2018.10
社会福祉法人制度改革後の姿をみる
鼎談(ていだん) 社会福祉法人制度改革後の状況と展望
- もとはといえば,介護や保育分野に新たに参入する民間事業者が既存の事業者と対等で公平な競争を行えるよう,社会福祉法人制度のあり方の見直しが求められたのがきっかけだった.社会福祉法人の内部留保の問題や一部の法人における経理上の不正,会計情報の不透明さが指摘され,公益性の高いはずの社会福祉法人のガバナンスはどうなっているのだという.
- ある意味官の下請け機関のようになっていたが,どれだけ自立して行えるのかが問われている.

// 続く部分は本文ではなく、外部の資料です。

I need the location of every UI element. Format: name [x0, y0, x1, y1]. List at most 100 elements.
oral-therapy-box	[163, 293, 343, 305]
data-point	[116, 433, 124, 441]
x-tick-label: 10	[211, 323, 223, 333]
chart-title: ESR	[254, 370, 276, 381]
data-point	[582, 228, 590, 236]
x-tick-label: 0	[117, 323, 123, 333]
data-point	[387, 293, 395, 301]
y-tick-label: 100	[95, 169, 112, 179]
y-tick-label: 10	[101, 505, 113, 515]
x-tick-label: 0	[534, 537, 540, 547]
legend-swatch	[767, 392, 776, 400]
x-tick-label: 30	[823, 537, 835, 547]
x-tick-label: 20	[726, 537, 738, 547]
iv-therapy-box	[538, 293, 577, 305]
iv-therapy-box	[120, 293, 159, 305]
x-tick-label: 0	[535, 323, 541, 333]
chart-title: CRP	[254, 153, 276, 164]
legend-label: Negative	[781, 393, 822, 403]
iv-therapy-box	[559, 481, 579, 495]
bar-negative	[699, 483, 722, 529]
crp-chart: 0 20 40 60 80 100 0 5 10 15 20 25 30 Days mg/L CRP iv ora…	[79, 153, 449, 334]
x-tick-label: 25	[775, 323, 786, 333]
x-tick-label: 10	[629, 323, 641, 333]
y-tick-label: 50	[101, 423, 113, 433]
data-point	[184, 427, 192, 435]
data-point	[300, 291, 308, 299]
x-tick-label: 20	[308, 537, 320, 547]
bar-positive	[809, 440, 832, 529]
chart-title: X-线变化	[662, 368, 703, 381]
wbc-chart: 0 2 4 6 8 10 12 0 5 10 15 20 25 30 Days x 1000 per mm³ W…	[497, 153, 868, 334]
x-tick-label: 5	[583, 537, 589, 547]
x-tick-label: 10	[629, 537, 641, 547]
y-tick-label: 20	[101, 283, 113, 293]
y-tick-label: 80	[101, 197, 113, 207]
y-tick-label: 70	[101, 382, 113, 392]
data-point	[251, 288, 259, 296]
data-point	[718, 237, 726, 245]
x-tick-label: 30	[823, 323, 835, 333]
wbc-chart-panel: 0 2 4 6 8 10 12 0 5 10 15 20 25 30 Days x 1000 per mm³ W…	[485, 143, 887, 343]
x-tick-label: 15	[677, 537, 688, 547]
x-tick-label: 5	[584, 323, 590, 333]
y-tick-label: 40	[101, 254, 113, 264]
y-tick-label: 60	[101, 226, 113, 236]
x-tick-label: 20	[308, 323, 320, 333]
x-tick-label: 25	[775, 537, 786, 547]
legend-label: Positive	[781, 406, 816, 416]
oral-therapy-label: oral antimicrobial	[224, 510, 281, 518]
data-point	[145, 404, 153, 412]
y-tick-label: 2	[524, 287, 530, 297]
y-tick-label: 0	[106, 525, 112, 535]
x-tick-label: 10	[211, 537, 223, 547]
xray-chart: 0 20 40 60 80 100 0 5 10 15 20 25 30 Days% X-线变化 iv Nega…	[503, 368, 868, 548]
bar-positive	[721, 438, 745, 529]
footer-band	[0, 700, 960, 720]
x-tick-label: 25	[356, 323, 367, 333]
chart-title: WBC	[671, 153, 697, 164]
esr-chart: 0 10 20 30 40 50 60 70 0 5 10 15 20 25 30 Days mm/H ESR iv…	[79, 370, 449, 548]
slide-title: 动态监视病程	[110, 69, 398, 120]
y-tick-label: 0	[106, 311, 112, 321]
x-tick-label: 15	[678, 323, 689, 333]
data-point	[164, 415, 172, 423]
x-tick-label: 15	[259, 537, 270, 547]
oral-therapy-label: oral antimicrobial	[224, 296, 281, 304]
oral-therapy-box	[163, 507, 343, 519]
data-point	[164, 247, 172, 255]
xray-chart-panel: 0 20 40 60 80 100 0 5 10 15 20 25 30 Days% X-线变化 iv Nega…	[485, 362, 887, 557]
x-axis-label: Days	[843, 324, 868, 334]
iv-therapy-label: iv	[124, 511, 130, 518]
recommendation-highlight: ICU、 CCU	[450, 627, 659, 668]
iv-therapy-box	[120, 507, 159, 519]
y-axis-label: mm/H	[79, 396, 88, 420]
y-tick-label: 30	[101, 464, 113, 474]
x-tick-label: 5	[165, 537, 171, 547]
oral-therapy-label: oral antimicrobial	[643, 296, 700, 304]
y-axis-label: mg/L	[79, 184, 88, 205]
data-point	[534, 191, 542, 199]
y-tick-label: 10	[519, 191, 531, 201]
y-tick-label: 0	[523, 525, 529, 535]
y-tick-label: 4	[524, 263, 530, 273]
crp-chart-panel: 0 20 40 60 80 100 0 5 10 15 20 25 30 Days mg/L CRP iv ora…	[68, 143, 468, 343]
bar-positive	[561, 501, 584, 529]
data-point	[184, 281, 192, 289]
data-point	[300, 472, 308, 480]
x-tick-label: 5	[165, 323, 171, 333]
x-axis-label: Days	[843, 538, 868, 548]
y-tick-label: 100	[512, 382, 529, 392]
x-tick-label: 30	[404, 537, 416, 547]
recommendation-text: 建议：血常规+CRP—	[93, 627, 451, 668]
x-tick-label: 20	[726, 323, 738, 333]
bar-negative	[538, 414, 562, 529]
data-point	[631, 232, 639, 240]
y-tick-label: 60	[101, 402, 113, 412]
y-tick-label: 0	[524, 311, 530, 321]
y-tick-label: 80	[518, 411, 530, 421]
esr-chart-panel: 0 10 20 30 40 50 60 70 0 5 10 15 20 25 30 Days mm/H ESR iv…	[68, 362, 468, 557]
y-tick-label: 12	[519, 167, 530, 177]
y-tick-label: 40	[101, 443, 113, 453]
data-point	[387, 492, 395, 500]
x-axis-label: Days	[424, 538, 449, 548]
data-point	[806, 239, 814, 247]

- 評議員は必置となり定款の変更が行われた.しかし小規模の法人ではなかなかなり手がいなくて困っているというケースもある.
- 会計監査人の設置は,現在は30億または負債60億を越える法人が対象であるが,2019年からは20億または負債40億,2021年移行は,10億または負債20億に広がる予定である.しかし,社会福祉法人は粉飾決算などをする必要がなく,また監査法人のコストを考えると,必要なのかどうか.元々は行政が税金を適正に使っているのかどうかをチェックすれば良いのであって,会計監査がジャッジするのではなく,補助金の交付要綱や根拠法を知っている人がコーチすれば良いのではないか.
- 情報公表については,株式会社では株を買ってもらうために情報提供をするが,社会福祉法人は地域に理解してもらうために行う.しかし,財務諸表を出せば事足りるとか,財務諸表をちゃんと読まれるとあまり活動していないことなどが分かるなど光と影がある.
- 公益的な取り組みは何をしていいのか分からないとする法人がある.生活困窮者を地域共生社会の中で捉えるためには社会福祉法人の活動が欠かせない.2018年の社会福祉法人による地域おける公益的な取り組みの推進についてという通知があり,地域住民に場所を提供したり,ボランティアの育成も公益的な取り組みとして位置づけられ,かなり緩和されている.
- 一法人一施設だけだと地域への公益的な活動は難しい.よって,他法人が関わったり連携したりすることも良いのではないか.2018年に小規模法人のネットワーク化による協働推進事業を創設している.
- 社会福祉法人が行政の下請け機関になってしまった結果,失われたのが新しいニーズに応えていく変革性,総合性である.目の前の利用者を大事にしながらも地域住民や地域の課題とも向き合っていく視点が必要である.
- 社協との連携では,社協は住民を見ていること,計画を作成していること.行政との連携が図られていること.社会福祉法人を社協が束ねて活動を行うのも良いのかも知れない.